Anggapan seperti itu, rasanya hanya sebuah delusi beragama, saja. Islam sebagai agama yang memiliki tag line utama rahmatan lil alamin, tidak mungkin membenarkan perilaku yang justru merusak salah satu komponen alam, berupa binatang, sekalipun itu seekor Anjing. Meskipun dihukumi najis secara fiqh, anjing tidak lah lantas boleh dibunuh tanpa ada alasan yang dibenarkan oleh syara. Bukankah ada juga seekor anjing yang begitu dimuliakan dalam Al-Qur’an, yang dikisahkan mengiringi para pemuda Ashabul Kahfi dalam misi menjaga ketauhidan?
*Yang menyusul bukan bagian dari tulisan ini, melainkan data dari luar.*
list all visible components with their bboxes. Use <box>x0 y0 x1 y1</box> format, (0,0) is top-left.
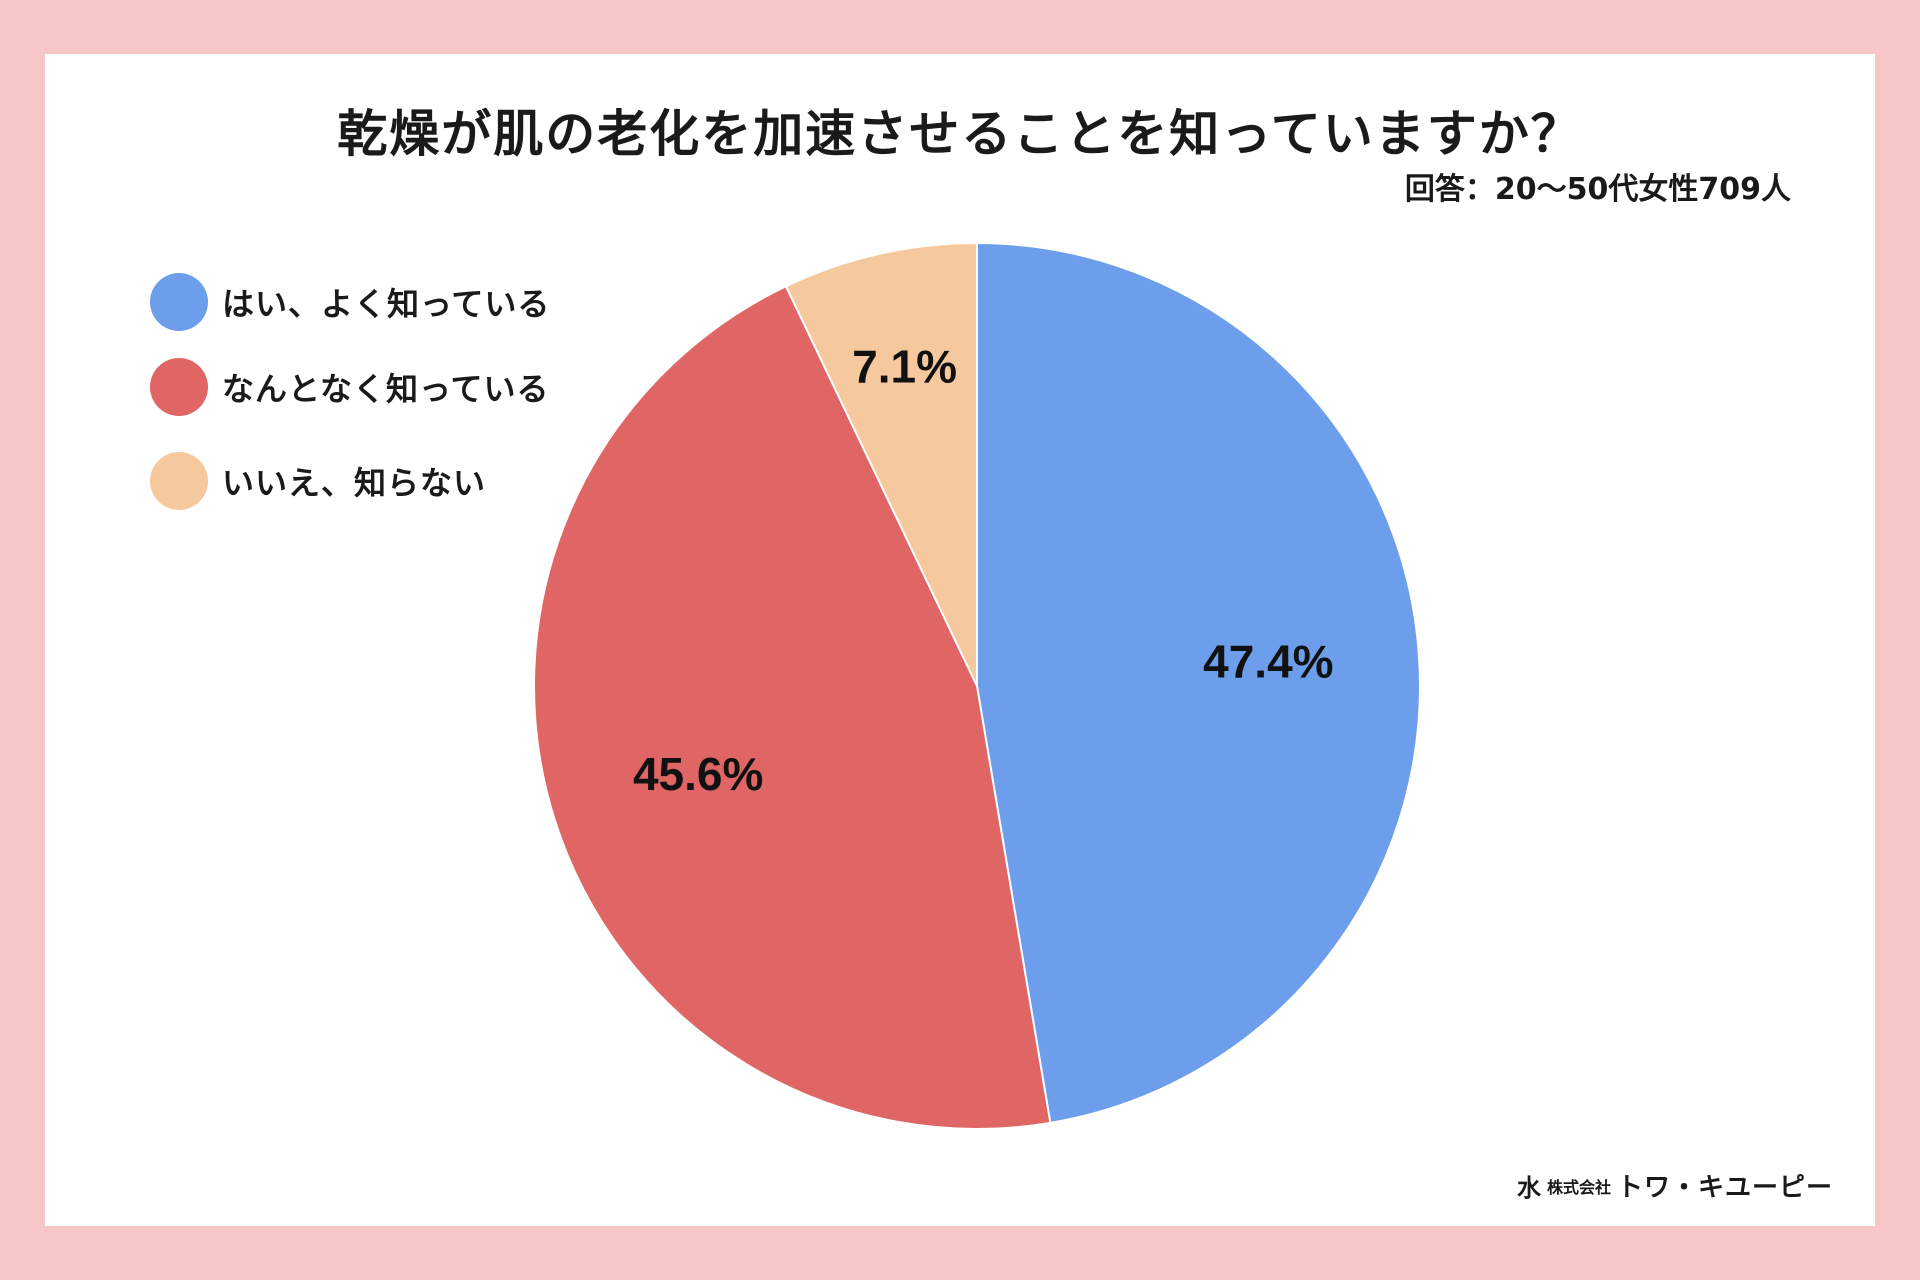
data-label-somewhat: 45.6% <box>633 748 763 800</box>
legend-label-somewhat: なんとなく知っている <box>222 370 550 408</box>
chart-subtitle: 回答：20〜50代女性709人 <box>1404 172 1791 207</box>
legend-swatch-yes <box>150 273 208 331</box>
data-label-yes: 47.4% <box>1203 636 1333 688</box>
legend-label-no: いいえ、知らない <box>222 464 487 502</box>
legend-item-somewhat: なんとなく知っている <box>150 358 549 416</box>
legend-swatch-no <box>150 452 208 510</box>
legend-label-yes: はい、よく知っている <box>222 285 551 323</box>
logo-mark-icon: ⽔ <box>1516 1174 1541 1202</box>
logo-company-name: トワ・キユーピー <box>1616 1173 1833 1203</box>
logo-company-prefix: 株式会社 <box>1546 1177 1611 1197</box>
pie-slice-somewhat <box>533 284 1052 1130</box>
pie-slice-yes <box>976 241 1422 1125</box>
legend-item-yes: はい、よく知っている <box>150 273 550 331</box>
legend-item-no: いいえ、知らない <box>150 452 486 510</box>
chart-card: 乾燥が肌の老化を加速させることを知っていますか？ 回答：20〜50代女性709人… <box>45 54 1875 1226</box>
legend-swatch-somewhat <box>150 358 208 416</box>
pie-chart: 47.4% 45.6% 7.1% <box>533 241 1422 1130</box>
company-logo: ⽔ 株式会社 トワ・キユーピー <box>1517 1167 1833 1204</box>
data-label-no: 7.1% <box>852 340 957 392</box>
chart-title: 乾燥が肌の老化を加速させることを知っていますか？ <box>337 105 1583 163</box>
pie-slice-no <box>784 241 978 687</box>
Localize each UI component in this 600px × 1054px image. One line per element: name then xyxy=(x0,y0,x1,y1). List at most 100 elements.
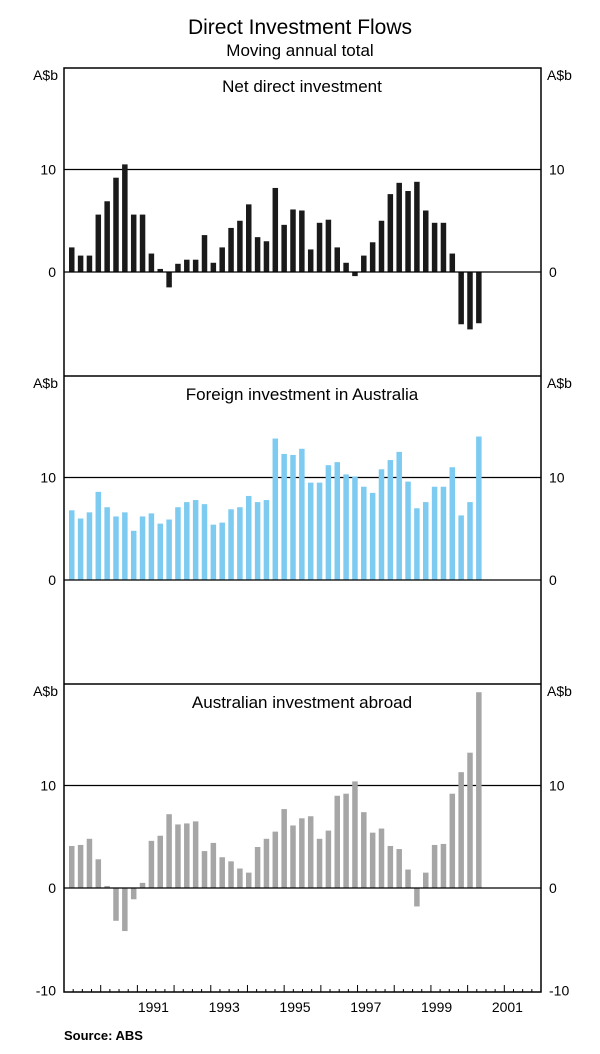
unit-label-right: A$b xyxy=(547,375,572,391)
panel-title: Net direct investment xyxy=(222,77,382,96)
bar xyxy=(307,249,314,272)
bar xyxy=(139,516,146,580)
unit-label-left: A$b xyxy=(33,683,58,699)
bar xyxy=(281,453,287,581)
bar xyxy=(361,255,367,272)
bar xyxy=(254,847,261,888)
bar xyxy=(476,436,482,580)
bar xyxy=(157,523,163,581)
bar xyxy=(467,272,473,330)
bar xyxy=(104,885,110,888)
chart-title: Direct Investment Flows xyxy=(188,16,412,39)
bar xyxy=(77,255,84,272)
unit-label-right: A$b xyxy=(547,67,572,83)
y-tick-right: 10 xyxy=(549,470,565,486)
bar xyxy=(148,253,155,272)
bar xyxy=(246,872,252,889)
bar xyxy=(307,482,314,581)
bar xyxy=(246,204,252,272)
bar xyxy=(476,692,482,889)
bar xyxy=(228,861,234,888)
bar xyxy=(440,222,447,272)
bar xyxy=(69,247,75,272)
bar xyxy=(263,241,270,272)
bar xyxy=(405,191,411,272)
bar xyxy=(467,752,473,888)
panel-title: Australian investment abroad xyxy=(192,693,412,712)
bar xyxy=(219,522,225,580)
bar xyxy=(458,772,464,888)
bar xyxy=(378,828,385,888)
bar xyxy=(157,835,163,888)
bar xyxy=(281,809,287,888)
bar xyxy=(263,838,270,888)
bar xyxy=(299,818,305,888)
y-tick-right: 10 xyxy=(549,778,565,794)
bar xyxy=(290,825,296,888)
bar xyxy=(272,187,279,272)
bar xyxy=(431,222,438,272)
panel-title: Foreign investment in Australia xyxy=(186,385,419,404)
bar xyxy=(405,481,411,580)
bar xyxy=(316,222,323,272)
bar xyxy=(210,842,217,888)
bar xyxy=(396,451,402,581)
bar xyxy=(272,831,279,889)
bar xyxy=(86,512,93,580)
bar xyxy=(69,510,75,580)
bar xyxy=(86,838,93,888)
bar xyxy=(254,237,261,272)
bar xyxy=(449,253,456,272)
bar xyxy=(378,220,385,272)
bar xyxy=(175,263,181,272)
bar xyxy=(414,508,420,580)
y-tick-right: 0 xyxy=(549,572,557,588)
bar xyxy=(440,486,447,580)
bar xyxy=(139,882,146,889)
chart-subtitle: Moving annual total xyxy=(226,41,373,60)
x-tick-label: 1999 xyxy=(421,999,452,1015)
bar xyxy=(458,272,464,325)
bar xyxy=(148,513,155,581)
y-tick-left: 10 xyxy=(40,778,56,794)
bar xyxy=(387,460,394,580)
bar xyxy=(361,486,367,580)
bar xyxy=(396,849,402,888)
bar xyxy=(405,869,411,888)
bar xyxy=(210,262,217,272)
bar xyxy=(184,502,190,580)
bar xyxy=(476,272,482,324)
y-tick-left: -10 xyxy=(36,983,56,999)
panels-group: A$b A$b Net direct investment 10 10 0 0 A$b A$b F… xyxy=(33,67,572,1015)
bar xyxy=(387,845,394,888)
bar xyxy=(113,177,119,272)
bar xyxy=(369,242,376,272)
bar xyxy=(246,495,252,580)
bar xyxy=(95,491,102,580)
bar xyxy=(113,888,119,921)
x-tick-label: 1993 xyxy=(209,999,240,1015)
bar xyxy=(263,500,270,580)
bar xyxy=(122,164,128,273)
bar xyxy=(192,259,199,272)
bar xyxy=(166,814,172,888)
bar xyxy=(201,851,208,888)
bar xyxy=(148,840,155,888)
bar xyxy=(104,201,110,272)
bar xyxy=(210,524,217,580)
bar xyxy=(316,482,323,581)
bar xyxy=(77,518,84,580)
bar xyxy=(228,227,234,272)
bar xyxy=(325,219,332,272)
bar xyxy=(122,888,128,932)
bar xyxy=(219,247,225,272)
y-tick-right: 10 xyxy=(549,162,565,178)
bar xyxy=(396,182,402,272)
bar xyxy=(299,210,305,272)
bar xyxy=(69,845,75,888)
bar xyxy=(175,824,181,888)
bar xyxy=(440,843,447,888)
y-tick-right: -10 xyxy=(549,983,569,999)
bar xyxy=(431,844,438,888)
unit-label-left: A$b xyxy=(33,67,58,83)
Juga masyhur dalam kisah keteladanan Rasulullah shalallahu alaihi wasallam, bahwa suatu ketika dalam perjalanan menuju Makkah, beliau pernah melihat anjing betina sedang menyusui anak-anaknya. Dari apa yang dilihat, kemudian beliau memerintahkan seorang sahabat bernama Jamil bin Suraqah untuk berdiri menjaga anjing dan anak-anaknya agar tidak diganggu oleh pasukan. Ada pula kisah lain dalam Hadits, diriwayatkan dari Abu Hurairah bahwa Rasulullah shalallahu alaihi wasallam bersabda: “Ada wanita pelacur yang melihat ada anjing berputar di dekat sumur saat hari yang panas, anjing tersebut menjulurkan lidahnya karena kehausan. Lalu wanita tersebut melepas sepatunya untuk mengambil air di sumur, maka ia mendapat ampunan” (HR Muslim).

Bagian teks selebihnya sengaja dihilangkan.